Planning is her lifeblood. Phooey on floating through life with the sail down—it is full steam ahead to the next event. And for Barb, it’s not just family occasions. Her powers are used for the good at weddings, baby showers, memorial services, trips with friends, and events at church. She’ll paint sets for our local theatre, and come out of retirement the fourth year in a row to do snacks at VBS.
When Christmas morning finally arrives, our electric griddle sizzles with the sound of happy sausages. Two pairs of feet pound up the tall wooden staircase to the front door, and our kids run to open it. My in-laws arrive for fruit salad and reindeer-shaped pancakes, but instead of filling her plate, Barb sidles up to the sink to wash what was dirtied in the making of this breakfast.
In the afternoon we reconvene at my in-laws’, and the dining room table runneth over with serving plates of ham, sweet potatoes, baked potato casserole, corn, broccoli casserole, applesauce, pistachio pudding, a tossed salad, dinner rolls, and a vegetable tray with homemade dip. I have to calculate the circumference of my plate and subtract three items to keep my food from dripping on to the tablecloth. Barb has yet to sit down; she’s busing the casseroles off the table to make room for assorted dishes of pineapple rings, pickles, black olives, mayonnaise, and mustard. When I lift the first bite of ham to my lips, she asks, “John, are you ready for seconds?”

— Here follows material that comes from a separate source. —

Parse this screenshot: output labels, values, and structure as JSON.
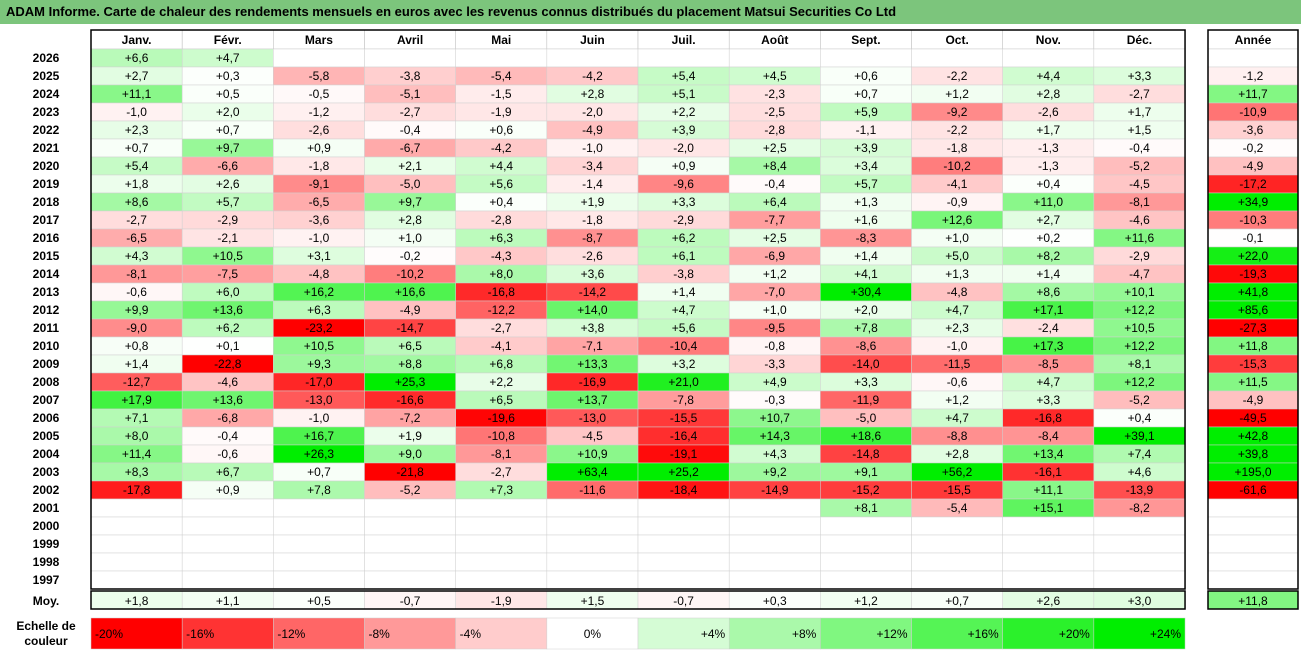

Twenty years on, she still hasn’t changed. At the beginning it felt like so much fuss, the countless weeks invested in these events, informal as they often were. But with Barb, no one is forgotten. She’s never late with happy birthday, congratulations, or her deepest sympathy. Consideration for our care and comfort is her premium quality. So even as I cajole her to take a seat and enjoy this Christmas, I know she’s reveling in us and celebrating in her own way. Brimming over with love—and leftovers.